From the Department of Internal Medicine/Cardiology, Heart Center, Leipzig University, Germany (K.-P.R., M.v.R., C.O., K.L., C.B., S.B., K.F., M.S., G.S., H.T., P.L.); Medical Clinic II (Cardiology, Angiology, Intensive Care Medicine), University Heart Center Luebeck, Germany (T.S.); and Heart Center Dresden, University Hospital at the Technical University Dresden, Germany (V.A., A.L.).
Circ Heart Fail. 2018 Feb;11(2):e004121. doi: 10.1161/CIRCHEARTFAILURE.117.004121.
Although systolic right ventricular (RV) dysfunction has been shown to be a potent predictor for adverse outcomes in patients with heart failure with preserved ejection fraction (HFpEF), RV functional abnormalities in the course of the syndrome are not well characterized. We, therefore, sought to assess load-independent and load-dependent systolic and diastolic characteristics of RV function in stable outpatients with HFpEF.
We invasively obtained RV and left ventricular pressure-volume loops in 24 HFpEF patients and 9 patients without heart failure symptoms with a conductance catheter during basal conditions and handgrip exercise. Transient preload reduction was used to extrapolate the RV end-systolic elastance and diastolic stiffness constant. HFpEF patients and controls showed similar left ventricular and RV dimensions and ejection fractions with elevated left ventricular filling pressures. In HFpEF patients, invasively determined load-independent RV contractility (=0.04) and load-independent passive RV stiffness constant β (<0.01) were elevated. Although RV relaxation and cardiac output were similar at baseline, HFpEF patients demonstrated a blunted increase in cardiac output under exercise (=0.01) associated with prolonged RV relaxation (=0.01), decrease in stroke volume (<0.01), higher RV-filling pressures (<0.01), and a marked increase in the end-diastolic pressure-volume relationship (<0.01).
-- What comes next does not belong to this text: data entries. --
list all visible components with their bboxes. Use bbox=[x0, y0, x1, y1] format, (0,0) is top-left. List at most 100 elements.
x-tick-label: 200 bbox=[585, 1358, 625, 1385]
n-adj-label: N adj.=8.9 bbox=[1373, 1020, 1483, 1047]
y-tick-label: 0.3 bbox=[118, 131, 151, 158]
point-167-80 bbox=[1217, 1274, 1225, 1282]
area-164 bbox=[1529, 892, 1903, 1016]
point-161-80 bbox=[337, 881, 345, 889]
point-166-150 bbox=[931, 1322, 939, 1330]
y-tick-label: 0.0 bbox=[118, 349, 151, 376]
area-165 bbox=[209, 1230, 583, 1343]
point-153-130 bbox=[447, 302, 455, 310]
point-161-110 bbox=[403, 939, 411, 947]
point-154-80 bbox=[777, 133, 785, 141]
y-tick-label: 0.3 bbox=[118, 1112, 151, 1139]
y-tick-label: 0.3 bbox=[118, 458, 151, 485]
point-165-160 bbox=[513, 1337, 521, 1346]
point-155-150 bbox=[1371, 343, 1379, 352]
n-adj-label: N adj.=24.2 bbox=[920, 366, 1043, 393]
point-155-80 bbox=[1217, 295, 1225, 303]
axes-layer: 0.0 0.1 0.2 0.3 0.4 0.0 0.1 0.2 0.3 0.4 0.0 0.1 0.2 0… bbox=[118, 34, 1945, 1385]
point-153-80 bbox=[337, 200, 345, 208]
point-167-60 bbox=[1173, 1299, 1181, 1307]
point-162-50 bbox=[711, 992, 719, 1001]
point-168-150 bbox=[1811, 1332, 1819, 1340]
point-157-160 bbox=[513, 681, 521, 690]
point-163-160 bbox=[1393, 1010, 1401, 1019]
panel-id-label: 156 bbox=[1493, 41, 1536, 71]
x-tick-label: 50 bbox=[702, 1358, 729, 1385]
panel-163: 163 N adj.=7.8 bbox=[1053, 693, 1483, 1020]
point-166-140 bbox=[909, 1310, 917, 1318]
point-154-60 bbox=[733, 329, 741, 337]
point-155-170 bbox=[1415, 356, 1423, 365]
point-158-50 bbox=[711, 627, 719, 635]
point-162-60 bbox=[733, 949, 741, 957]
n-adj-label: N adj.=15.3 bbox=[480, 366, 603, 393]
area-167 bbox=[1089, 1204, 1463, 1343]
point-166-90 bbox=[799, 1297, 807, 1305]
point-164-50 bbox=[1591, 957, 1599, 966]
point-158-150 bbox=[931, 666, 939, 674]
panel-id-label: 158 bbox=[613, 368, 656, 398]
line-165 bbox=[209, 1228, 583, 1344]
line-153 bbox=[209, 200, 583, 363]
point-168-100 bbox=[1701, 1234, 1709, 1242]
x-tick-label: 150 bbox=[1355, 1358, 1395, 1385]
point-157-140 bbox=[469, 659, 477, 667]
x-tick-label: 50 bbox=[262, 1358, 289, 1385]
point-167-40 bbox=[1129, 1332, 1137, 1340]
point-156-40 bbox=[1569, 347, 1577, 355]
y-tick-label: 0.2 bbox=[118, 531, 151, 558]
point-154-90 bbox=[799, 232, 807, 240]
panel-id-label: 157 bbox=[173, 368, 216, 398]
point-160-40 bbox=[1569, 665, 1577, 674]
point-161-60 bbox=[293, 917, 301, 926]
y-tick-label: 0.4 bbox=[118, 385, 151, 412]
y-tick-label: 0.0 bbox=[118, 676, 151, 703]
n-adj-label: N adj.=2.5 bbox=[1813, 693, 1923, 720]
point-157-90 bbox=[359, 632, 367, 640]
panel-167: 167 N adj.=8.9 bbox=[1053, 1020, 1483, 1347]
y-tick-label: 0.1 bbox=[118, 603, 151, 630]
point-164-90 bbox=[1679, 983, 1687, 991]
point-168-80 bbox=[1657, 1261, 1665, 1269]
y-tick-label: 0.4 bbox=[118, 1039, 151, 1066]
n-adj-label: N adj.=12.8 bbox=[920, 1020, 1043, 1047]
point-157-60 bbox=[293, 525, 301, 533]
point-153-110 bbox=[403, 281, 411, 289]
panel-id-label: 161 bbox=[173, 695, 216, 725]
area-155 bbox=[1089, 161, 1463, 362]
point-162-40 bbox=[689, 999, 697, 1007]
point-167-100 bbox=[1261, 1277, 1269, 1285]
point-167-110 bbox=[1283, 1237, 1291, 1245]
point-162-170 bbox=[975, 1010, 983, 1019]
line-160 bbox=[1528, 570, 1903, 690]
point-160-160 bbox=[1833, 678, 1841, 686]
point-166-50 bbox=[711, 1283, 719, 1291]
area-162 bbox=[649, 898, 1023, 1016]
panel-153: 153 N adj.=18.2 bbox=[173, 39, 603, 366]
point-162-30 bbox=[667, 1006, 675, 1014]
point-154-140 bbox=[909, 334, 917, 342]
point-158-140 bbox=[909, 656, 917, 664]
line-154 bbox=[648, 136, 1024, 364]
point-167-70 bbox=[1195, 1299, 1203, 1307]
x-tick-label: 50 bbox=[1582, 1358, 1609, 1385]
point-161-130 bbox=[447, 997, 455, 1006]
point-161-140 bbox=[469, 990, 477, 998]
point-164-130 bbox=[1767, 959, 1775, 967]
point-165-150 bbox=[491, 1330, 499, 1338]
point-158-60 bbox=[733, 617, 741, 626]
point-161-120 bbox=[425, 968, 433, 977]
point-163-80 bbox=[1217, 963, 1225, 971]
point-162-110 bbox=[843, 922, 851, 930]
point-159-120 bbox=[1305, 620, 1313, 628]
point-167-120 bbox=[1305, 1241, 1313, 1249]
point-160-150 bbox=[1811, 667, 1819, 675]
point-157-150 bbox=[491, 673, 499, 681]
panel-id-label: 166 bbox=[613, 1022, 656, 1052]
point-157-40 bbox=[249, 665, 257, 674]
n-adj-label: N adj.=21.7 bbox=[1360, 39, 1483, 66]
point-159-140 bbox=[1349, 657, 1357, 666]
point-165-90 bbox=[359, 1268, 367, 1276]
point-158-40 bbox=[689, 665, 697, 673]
In compensated stages of the HFpEF syndrome, systolic RV function is preserved, but diastolic abnormalities with intrinsic RV stiffness and prolonged RV relaxation are already present. Impaired diastolic RV reserve contributes to a blunted increase in cardiac output during exertion. Because impairments in diastolic function seem to be a biventricular phenomenon, RV diastolic dysfunction warrants further consideration when characterizing HFpEF patients.
https://www.clinicaltrials.gov. Unique identifier: NCT02459626.
虽然收缩期右心室(RV)功能障碍已被证明是射血分数保留型心力衰竭(HFpEF)患者不良预后的有力预测指标,但该综合征过程中的 RV 功能异常尚不清楚。因此,我们试图评估稳定的 HFpEF 门诊患者 RV 收缩和舒张功能的负荷独立和负荷依赖特征。
我们使用心导管在基础状态和握力运动期间对 24 例 HFpEF 患者和 9 例无心力衰竭症状的患者进行 RV 和左心室压力-容积环的侵入性测量。使用短暂的前负荷降低来推断 RV 收缩末期弹性和舒张僵硬常数。HFpEF 患者和对照组的左心室和 RV 尺寸以及射血分数相似,但左心室充盈压升高。在 HFpEF 患者中,RV 收缩力(=0.04)和 RV 被动僵硬常数β(<0.01)等负荷独立 RV 收缩力和被动 RV 僵硬常数升高。尽管 RV 舒张和心输出量在基线时相似,但 HFpEF 患者在运动时心输出量的增加减弱(=0.01),与 RV 舒张延长(=0.01)、每搏量降低(<0.01)、RV 充盈压升高(<0.01)和舒张末期压力-容积关系明显增加(<0.01)相关。
在 HFpEF 综合征的代偿期,RV 收缩功能保持不变,但存在固有 RV 僵硬和 RV 舒张延长的舒张异常。舒张性 RV 储备功能受损导致在运动时心输出量增加减弱。由于舒张功能障碍似乎是一种双心室现象,因此在对 HFpEF 患者进行特征描述时,应进一步考虑 RV 舒张功能障碍。